Since it's not very well documented and I had a hard time finding some information, let me share here the basics.
First you'll need to configure Carbon's to allow the connection:
ENABLE_MANHOLE = True # by default it's set to False MANHOLE_INTERFACE = 127.0.0.1 MANHOLE_PORT = 7222 MANHOLE_USER = admin MANHOLE_PUBLIC_KEY = <your public SSH key, the string, not the path to the key>
Now you can restart carbon, and connect to the Python shell with
ssh firstname.lastname@example.org -p7222. This manhole is useful to get an idea of the data structure your process is handling, or to get an idea of what's going on (is there a lot of keys being held in memory?

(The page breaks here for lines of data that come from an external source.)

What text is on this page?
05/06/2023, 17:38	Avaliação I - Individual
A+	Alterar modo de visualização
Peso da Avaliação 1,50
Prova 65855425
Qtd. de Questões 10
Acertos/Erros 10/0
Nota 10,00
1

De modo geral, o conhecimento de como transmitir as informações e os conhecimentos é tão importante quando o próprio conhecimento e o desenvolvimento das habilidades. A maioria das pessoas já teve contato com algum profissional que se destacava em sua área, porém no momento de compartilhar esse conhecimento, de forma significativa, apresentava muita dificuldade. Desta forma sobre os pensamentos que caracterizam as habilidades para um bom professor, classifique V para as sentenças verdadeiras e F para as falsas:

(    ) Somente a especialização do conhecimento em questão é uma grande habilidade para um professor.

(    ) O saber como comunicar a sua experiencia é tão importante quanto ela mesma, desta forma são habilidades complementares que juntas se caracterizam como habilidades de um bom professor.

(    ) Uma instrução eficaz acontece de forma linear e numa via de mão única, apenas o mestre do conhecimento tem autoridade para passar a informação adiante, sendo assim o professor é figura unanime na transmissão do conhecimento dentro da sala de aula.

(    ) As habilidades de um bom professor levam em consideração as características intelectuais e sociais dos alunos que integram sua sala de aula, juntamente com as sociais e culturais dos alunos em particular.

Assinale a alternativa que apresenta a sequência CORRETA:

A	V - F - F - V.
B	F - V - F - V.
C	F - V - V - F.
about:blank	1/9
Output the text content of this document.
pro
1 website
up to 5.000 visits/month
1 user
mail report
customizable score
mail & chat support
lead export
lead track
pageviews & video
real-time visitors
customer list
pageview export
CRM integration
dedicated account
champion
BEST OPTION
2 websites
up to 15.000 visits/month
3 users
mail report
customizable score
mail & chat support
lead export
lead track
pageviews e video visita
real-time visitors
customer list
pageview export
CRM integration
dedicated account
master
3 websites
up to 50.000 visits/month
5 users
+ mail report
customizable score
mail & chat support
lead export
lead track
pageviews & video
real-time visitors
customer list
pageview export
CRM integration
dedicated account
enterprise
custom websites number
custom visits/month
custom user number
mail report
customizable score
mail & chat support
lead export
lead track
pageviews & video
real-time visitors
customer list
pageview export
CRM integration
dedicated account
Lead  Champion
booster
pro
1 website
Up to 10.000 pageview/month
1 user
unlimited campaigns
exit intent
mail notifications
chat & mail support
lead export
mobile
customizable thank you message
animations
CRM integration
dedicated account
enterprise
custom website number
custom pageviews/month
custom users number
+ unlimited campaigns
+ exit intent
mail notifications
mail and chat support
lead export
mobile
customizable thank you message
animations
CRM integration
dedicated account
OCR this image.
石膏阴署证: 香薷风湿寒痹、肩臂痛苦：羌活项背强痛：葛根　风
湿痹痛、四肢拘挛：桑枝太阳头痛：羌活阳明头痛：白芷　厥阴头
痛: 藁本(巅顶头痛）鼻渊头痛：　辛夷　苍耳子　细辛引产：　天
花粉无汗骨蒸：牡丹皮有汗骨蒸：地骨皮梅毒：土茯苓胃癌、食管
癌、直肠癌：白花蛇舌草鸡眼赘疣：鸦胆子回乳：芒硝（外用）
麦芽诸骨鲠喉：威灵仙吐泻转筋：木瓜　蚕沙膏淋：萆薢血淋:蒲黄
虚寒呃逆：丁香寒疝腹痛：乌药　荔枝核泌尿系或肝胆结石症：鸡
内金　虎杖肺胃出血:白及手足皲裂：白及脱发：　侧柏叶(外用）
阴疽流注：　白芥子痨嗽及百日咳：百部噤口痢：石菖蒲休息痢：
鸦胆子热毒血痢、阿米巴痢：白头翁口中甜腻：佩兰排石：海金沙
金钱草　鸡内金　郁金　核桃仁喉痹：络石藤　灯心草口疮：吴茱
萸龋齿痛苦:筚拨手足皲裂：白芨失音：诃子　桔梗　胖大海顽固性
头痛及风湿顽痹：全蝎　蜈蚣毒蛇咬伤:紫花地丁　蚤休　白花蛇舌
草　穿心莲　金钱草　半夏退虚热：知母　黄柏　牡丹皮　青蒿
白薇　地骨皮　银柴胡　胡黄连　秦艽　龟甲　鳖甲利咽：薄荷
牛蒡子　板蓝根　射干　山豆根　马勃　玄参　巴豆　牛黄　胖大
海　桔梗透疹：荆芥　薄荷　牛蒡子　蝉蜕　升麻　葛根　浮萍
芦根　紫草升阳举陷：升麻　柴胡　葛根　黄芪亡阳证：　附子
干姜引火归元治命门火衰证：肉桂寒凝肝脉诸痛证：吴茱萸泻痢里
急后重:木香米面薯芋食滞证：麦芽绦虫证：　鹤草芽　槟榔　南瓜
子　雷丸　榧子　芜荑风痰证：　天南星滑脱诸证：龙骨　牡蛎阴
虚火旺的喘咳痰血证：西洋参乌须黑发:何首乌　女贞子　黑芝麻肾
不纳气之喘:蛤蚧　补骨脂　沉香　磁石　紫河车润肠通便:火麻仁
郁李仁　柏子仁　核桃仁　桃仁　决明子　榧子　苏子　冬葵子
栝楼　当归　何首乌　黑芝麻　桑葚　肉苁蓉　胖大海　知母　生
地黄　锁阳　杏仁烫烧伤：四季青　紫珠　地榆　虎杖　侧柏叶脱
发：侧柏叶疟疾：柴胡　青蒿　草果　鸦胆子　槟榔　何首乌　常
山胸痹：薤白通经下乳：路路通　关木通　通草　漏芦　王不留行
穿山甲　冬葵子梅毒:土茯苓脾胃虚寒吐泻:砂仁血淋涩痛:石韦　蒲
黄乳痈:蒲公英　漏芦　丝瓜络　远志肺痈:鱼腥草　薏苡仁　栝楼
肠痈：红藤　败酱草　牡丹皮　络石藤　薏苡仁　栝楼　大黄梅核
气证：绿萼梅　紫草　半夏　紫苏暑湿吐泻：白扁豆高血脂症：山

Is the queue size for one metric huge? etc).
From here, you can execute Python code to examine the data of the process:
>>> from carbon.cache import MetricCache >>> print MetricCache['PROD.apps.xxx.yyy.zzz] [(1357861603.0, 93800.0), (1357861613.0, 98200.0), (1357861623.0, 91900.0)]
MetricCache class is a Python dictionary where you can access your keys. You can also list all the metrics with the size of their queue with
Or even force the daemon to write to disk all the data points:
>>> from carbon.writer import writeCachedDataPoints >>> writeCachedDataPoints()
Before doing any of that, I would recommend to read the code of carbon. It's pretty short and quiet straight forward, especially the code of the writer.
Of course, you have to know what you're doing when you're executing code from a REPL in a live environment.